We had to take Huds to see the sights we had seen 13 years ago.

The Snake Temple, where you are eyeball to eyeball with poisonous snakes before you have even registered that they are close by. Fortunately they are so snoozy they are not dangerous if you are sensible.

The reclining Buddha, which is just a very large piece of painted cement with beautifully painted toenails. Behind it are walls full of funerary urns dating back to the beginning of the century.

The famous Penang funicular, which is about to close once the school holidays end because it takes half an hour to reach the top and requires an inordinate amount of money to maintain. It is to be replaced by a 12 minute whizzer.

Since all of Malaysia (presently on school holidays) wanted to ride it before the new and probably expensive funicular appears, the wait to go up and the wait to return was extremely long. This is how Ken killed some of the time.

A new sight was the Keh Lok Si Temple.

Its 120 foot Buddha dominates the skyline.
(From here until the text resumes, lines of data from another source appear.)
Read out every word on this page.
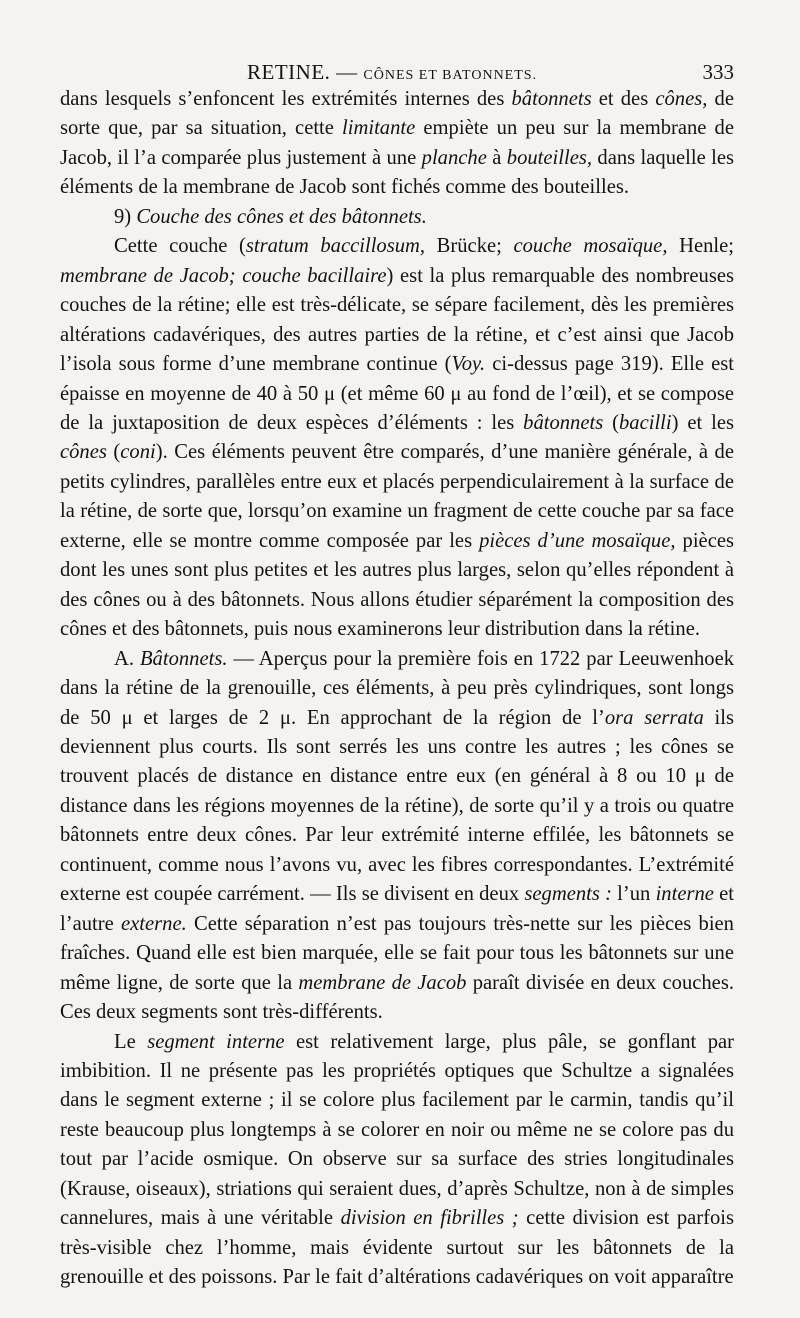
RETINE. — CÔNES ET BATONNETS.	333

dans lesquels s’enfoncent les extrémités internes des bâtonnets et des cônes, de sorte que, par sa situation, cette limitante empiète un peu sur la membrane de Jacob, il l’a comparée plus justement à une planche à bouteilles, dans laquelle les éléments de la membrane de Jacob sont fichés comme des bouteilles.

9) Couche des cônes et des bâtonnets.

Cette couche (stratum baccillosum, Brücke; couche mosaïque, Henle; membrane de Jacob; couche bacillaire) est la plus remarquable des nombreuses couches de la rétine; elle est très-délicate, se sépare facilement, dès les premières altérations cadavériques, des autres parties de la rétine, et c’est ainsi que Jacob l’isola sous forme d’une membrane continue (Voy. ci-dessus page 319). Elle est épaisse en moyenne de 40 à 50 μ (et même 60 μ au fond de l’œil), et se compose de la juxtaposition de deux espèces d’éléments : les bâtonnets (bacilli) et les cônes (coni). Ces éléments peuvent être comparés, d’une manière générale, à de petits cylindres, parallèles entre eux et placés perpendiculairement à la surface de la rétine, de sorte que, lorsqu’on examine un fragment de cette couche par sa face externe, elle se montre comme composée par les pièces d’une mosaïque, pièces dont les unes sont plus petites et les autres plus larges, selon qu’elles répondent à des cônes ou à des bâtonnets. Nous allons étudier séparément la composition des cônes et des bâtonnets, puis nous examinerons leur distribution dans la rétine.

A. Bâtonnets. — Aperçus pour la première fois en 1722 par Leeuwenhoek dans la rétine de la grenouille, ces éléments, à peu près cylindriques, sont longs de 50 μ et larges de 2 μ. En approchant de la région de l’ora serrata ils deviennent plus courts. Ils sont serrés les uns contre les autres ; les cônes se trouvent placés de distance en distance entre eux (en général à 8 ou 10 μ de distance dans les régions moyennes de la rétine), de sorte qu’il y a trois ou quatre bâtonnets entre deux cônes. Par leur extrémité interne effilée, les bâtonnets se continuent, comme nous l’avons vu, avec les fibres correspondantes. L’extrémité externe est coupée carrément. — Ils se divisent en deux segments : l’un interne et l’autre externe. Cette séparation n’est pas toujours très-nette sur les pièces bien fraîches. Quand elle est bien marquée, elle se fait pour tous les bâtonnets sur une même ligne, de sorte que la membrane de Jacob paraît divisée en deux couches. Ces deux segments sont très-différents.

Le segment interne est relativement large, plus pâle, se gonflant par imbibition. Il ne présente pas les propriétés optiques que Schultze a signalées dans le segment externe ; il se colore plus facilement par le carmin, tandis qu’il reste beaucoup plus longtemps à se colorer en noir ou même ne se colore pas du tout par l’acide osmique. On observe sur sa surface des stries longitudinales (Krause, oiseaux), striations qui seraient dues, d’après Schultze, non à de simples cannelures, mais à une véritable division en fibrilles ; cette division est parfois très-visible chez l’homme, mais évidente surtout sur les bâtonnets de la grenouille et des poissons. Par le fait d’altérations cadavériques on voit apparaître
We climbed the 7-storey pagoda but for Huds, it was the 12 sculptures representing the Chinese years and the benches held up by animals which were most exciting.

Ken spotted this sign near the pond containing enormous fish.

The walk back was through a narrow, covered arcade with souvenir stalls on each side manned by fairly aggressive shopkeepers. But this is what caught our interest.

My favourite tourist destination was the Cheong Fatt Tze mansion. He was a merchant trader, a penniless teenager from China who went to Indonesia and built a financial empire on tea and coffee. He expanded to Penang and built this house for his favourite wife (out of 8).

Throughout his wealthy and influential life, he held concurrently nine ministerial positions for the Portuguese (Dutch East India company in Indonesia), English and Chinese. His mansion was a Feng Shui house with 220 windows to bring in the wind, an open courtyard to let in rain and built on a dragon's back that is built with a slightly sloping floor. It had a series of gently sloping gutters in the walls that kept rain moving around the house. A set of slow release drains below the house meant the water drained away very slowly. Cheong Fatt Tze believed we should manage wealth in the same way as he dealt with the water in his house, by letting it flow in, then holding it and dispensing it little by little.

To restore these ceramic motifs decorating the outside veranda, craftsmen were brought from China. The motifs are made from pieces of broken porcelain pots, each filed to fit.

Ken's ear was still bothering him. Fortunately there was an ENT very close to our hotel. The doctor discovered a large fungal infection which required six flushes to remove. He gave ear drops but said that he must keep the ear completely dry for 10 days. Ken was most disappointed because this means he will only be able to start swimming on the last day of being at Sharm-el-Sheik. He will get Dahab though.

The ENT told him some very interesting stories about the difficulties of providing ordinary people with affordable health care when things are taxed etc.